Ein weiteres Ergebnis der Studie: Während ganze 66 Prozent der Männer selbstsicher in Verhandlungsgespräche zu Gehalt, Boni oder Teuerungszulagen hineingehen, legen gerade einmal 47 Prozent der Frauen eine vergleichbare Selbstsicherheit an den Tag. Jedoch sind 73 Prozent der Frauen der Ansicht, dass sie aktuell eine Gehaltserhöhung verdient hätten und 41 Prozent sagen, dass ihre Zurückhaltung bei Gehaltsverhandlungen ihr Einkommen in der eigenen Karriere beeinflusst habe.

Die Umfrage zeigt zudem, dass Unternehmen mehr tun könnten, um den Arbeitnehmer*innen zu helfen, Gespräche über Geld zu führen.
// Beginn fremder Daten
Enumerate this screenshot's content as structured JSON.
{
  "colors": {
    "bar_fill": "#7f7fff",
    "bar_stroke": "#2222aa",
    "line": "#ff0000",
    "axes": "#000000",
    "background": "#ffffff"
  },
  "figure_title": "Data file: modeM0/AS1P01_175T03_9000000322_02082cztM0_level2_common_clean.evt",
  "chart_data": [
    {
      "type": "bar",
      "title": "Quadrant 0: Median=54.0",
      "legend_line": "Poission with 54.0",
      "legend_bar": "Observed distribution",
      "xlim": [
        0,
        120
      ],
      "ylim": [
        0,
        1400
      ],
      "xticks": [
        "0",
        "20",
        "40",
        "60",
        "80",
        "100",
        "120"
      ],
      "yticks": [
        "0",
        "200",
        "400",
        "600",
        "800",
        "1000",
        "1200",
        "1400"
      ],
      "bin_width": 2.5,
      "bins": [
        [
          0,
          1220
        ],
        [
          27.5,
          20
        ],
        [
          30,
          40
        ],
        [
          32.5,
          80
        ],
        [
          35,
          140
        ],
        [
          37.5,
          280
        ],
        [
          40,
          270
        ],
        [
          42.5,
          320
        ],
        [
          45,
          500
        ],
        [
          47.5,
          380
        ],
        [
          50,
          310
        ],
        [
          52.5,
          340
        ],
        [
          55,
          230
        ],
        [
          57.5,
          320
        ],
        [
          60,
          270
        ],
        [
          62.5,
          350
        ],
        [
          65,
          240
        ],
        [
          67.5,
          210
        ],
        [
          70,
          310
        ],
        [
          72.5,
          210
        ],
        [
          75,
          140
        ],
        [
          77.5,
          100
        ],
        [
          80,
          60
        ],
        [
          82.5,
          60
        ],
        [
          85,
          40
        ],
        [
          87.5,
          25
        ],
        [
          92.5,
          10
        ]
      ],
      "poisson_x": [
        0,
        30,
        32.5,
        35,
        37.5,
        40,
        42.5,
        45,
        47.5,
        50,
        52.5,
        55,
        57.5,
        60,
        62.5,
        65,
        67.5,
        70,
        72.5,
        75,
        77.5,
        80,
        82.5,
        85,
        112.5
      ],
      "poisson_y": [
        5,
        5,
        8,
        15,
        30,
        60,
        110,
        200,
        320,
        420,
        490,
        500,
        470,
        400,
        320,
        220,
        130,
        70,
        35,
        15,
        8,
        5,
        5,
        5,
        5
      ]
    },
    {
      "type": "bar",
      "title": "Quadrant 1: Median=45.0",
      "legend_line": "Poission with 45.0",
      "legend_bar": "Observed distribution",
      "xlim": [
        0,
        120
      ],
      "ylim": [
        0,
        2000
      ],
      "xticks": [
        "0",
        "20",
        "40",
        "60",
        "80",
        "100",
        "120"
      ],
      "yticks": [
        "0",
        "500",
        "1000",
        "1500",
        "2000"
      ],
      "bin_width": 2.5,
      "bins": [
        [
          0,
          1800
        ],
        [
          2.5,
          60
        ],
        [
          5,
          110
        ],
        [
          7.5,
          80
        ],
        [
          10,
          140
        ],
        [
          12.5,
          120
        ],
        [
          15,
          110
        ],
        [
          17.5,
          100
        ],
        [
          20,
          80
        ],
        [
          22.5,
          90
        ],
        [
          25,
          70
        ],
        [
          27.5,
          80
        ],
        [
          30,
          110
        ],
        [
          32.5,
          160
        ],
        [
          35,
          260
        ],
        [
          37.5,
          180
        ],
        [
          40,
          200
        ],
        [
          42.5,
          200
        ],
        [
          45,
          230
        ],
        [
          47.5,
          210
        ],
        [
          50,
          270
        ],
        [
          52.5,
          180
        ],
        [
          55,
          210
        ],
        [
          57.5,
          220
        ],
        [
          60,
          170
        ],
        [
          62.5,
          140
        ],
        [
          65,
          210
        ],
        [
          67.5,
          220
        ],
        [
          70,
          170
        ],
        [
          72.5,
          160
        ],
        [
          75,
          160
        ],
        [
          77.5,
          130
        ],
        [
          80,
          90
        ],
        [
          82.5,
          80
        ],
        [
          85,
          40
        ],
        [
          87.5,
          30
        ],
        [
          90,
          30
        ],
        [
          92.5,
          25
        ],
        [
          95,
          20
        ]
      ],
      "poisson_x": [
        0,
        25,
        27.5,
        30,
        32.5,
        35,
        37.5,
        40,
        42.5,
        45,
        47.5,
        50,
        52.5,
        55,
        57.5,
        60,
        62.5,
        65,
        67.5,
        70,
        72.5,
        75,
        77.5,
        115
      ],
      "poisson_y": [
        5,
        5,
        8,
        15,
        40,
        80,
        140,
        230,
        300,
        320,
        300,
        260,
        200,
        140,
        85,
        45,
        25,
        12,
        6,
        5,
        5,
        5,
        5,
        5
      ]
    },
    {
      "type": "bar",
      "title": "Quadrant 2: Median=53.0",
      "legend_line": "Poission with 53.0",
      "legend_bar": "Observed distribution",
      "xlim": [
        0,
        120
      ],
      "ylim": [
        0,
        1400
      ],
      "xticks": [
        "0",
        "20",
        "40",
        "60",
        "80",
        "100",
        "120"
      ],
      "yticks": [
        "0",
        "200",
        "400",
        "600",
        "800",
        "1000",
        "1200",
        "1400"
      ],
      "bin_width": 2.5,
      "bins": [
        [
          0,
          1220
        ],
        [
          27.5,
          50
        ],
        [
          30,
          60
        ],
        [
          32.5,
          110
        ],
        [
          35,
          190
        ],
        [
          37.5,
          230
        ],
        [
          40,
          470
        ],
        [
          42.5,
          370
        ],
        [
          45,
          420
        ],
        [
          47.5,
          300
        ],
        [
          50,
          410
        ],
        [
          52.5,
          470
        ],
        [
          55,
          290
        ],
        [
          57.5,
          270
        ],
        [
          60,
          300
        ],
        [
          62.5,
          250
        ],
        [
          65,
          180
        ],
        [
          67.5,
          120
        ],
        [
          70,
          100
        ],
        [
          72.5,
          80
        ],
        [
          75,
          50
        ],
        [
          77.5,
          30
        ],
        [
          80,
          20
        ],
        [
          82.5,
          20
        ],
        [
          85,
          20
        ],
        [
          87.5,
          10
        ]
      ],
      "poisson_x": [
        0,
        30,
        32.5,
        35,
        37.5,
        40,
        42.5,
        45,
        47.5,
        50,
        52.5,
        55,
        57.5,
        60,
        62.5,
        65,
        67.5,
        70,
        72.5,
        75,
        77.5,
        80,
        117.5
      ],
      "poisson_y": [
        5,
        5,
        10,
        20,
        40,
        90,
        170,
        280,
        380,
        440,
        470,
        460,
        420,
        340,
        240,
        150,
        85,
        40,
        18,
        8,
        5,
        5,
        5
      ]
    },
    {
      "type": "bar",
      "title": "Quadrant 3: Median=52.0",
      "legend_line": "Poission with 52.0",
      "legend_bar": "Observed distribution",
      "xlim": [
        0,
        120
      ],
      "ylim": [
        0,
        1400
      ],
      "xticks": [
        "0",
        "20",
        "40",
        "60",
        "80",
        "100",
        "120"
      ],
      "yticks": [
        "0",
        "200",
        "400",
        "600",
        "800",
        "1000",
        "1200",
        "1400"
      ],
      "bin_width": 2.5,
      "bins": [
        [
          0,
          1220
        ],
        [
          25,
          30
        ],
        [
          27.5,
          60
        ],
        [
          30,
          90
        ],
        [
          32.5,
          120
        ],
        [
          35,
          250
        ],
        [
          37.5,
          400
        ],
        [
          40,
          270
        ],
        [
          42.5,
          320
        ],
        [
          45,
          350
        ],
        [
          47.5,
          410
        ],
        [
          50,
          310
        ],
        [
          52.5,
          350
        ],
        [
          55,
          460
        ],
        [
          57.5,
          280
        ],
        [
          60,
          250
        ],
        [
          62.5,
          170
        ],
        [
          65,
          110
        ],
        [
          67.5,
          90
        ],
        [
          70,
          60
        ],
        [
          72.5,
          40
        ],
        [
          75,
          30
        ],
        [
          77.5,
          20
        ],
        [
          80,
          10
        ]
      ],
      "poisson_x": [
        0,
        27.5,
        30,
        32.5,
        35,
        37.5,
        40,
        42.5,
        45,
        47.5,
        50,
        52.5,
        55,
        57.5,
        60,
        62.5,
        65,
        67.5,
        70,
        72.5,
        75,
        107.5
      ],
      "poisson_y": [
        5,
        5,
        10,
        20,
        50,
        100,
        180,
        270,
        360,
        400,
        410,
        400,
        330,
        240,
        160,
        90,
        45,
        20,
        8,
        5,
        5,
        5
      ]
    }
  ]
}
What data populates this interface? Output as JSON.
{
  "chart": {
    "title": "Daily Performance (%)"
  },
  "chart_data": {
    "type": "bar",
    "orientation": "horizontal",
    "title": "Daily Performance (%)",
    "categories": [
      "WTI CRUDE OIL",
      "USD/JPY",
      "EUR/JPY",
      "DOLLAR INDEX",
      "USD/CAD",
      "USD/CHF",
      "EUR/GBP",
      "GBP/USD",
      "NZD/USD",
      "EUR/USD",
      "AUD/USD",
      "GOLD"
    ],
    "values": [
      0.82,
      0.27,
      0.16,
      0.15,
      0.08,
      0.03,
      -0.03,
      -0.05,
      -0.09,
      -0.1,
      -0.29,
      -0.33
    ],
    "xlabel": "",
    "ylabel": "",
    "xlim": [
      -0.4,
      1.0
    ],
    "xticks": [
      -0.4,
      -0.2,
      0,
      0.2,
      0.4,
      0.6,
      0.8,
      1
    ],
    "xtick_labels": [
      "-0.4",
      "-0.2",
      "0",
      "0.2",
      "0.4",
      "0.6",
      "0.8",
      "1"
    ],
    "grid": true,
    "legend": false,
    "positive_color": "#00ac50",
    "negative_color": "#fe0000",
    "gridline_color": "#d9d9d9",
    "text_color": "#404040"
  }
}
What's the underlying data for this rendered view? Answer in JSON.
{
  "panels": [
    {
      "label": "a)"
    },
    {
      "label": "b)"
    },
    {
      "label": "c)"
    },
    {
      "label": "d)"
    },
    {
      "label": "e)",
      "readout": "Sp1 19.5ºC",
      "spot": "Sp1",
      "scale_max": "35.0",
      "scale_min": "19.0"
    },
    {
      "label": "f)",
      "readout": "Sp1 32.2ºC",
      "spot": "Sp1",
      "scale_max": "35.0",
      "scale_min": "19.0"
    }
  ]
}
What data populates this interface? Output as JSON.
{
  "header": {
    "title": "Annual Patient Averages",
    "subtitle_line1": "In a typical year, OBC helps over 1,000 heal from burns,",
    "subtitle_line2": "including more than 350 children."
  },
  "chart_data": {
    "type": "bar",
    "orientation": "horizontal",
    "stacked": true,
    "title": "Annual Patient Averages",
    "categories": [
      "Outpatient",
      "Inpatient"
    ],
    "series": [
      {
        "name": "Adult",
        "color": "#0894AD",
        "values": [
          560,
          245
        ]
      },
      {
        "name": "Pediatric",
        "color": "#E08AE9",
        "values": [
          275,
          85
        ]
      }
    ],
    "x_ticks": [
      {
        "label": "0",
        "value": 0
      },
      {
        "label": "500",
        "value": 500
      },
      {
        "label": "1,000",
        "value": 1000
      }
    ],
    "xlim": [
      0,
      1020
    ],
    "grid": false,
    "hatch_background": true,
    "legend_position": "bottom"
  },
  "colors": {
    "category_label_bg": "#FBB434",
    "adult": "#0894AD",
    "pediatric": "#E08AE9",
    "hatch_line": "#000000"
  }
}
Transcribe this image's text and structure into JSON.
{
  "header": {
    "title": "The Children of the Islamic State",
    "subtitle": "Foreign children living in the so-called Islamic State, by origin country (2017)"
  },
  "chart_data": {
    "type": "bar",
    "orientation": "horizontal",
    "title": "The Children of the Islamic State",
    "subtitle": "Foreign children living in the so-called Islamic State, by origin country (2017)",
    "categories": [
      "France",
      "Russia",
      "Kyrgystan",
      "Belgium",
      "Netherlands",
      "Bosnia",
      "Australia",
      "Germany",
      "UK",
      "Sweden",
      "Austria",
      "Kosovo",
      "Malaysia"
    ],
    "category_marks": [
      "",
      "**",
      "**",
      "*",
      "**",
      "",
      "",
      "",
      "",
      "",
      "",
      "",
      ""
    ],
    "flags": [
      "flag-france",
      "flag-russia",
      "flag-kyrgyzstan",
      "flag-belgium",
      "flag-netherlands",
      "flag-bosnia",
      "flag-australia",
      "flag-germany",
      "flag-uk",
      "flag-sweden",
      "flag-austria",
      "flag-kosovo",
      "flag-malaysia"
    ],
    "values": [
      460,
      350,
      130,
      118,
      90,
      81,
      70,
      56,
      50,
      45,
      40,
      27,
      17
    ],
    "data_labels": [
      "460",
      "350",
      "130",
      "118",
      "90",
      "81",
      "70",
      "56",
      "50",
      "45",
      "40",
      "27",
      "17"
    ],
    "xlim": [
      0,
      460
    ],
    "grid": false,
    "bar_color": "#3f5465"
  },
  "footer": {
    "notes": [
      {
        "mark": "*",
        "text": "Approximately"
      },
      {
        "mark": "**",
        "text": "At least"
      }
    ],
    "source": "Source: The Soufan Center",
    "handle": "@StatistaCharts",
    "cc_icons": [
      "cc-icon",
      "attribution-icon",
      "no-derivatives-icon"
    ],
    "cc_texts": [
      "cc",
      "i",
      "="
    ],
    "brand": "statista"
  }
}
Nur eine*r von zwei Arbeitnehmer*innen glaubt, dass ihr Arbeitgeber die Gehaltsstruktur transparent darstellt. Dennoch sind 63 Prozent der Meinung, dass eine Gehaltstransparenz gut für das Geschäft ist. Und 67 Prozent glauben, dass sie gut für die Zufriedenheit der Mitarbeitenden ist.

Gender-Pay-Gap noch immer spürbar

„Bis heute ist das Thema Gehaltsverhandlungen vielen Menschen und hauptsächlich Frauen unangenehm. Unsere Umfrage hat ergeben, dass die anhaltende mangelnde Transparenz um das Gehalt Frauen am Arbeitsplatz benachteiligt“, sagt Jill Cotton, Karriere-Expertin bei Glassdoor.

Das Problem: Laut Studie trauen sich 40 Prozent der Arbeitnehmerinnen nicht, über ihr Gehalt zu verhandeln, und nur 46 Prozent glauben, dass ihr Arbeitgeber genug tut, um das geschlechtsspezifische Lohngefälle zu beseitigen. Darüber hinaus ist eine von vier Frauen der Ansicht, ihr Unternehmen lege bis heute keinen Wert auf einen Ausgleich des Lohngefälles.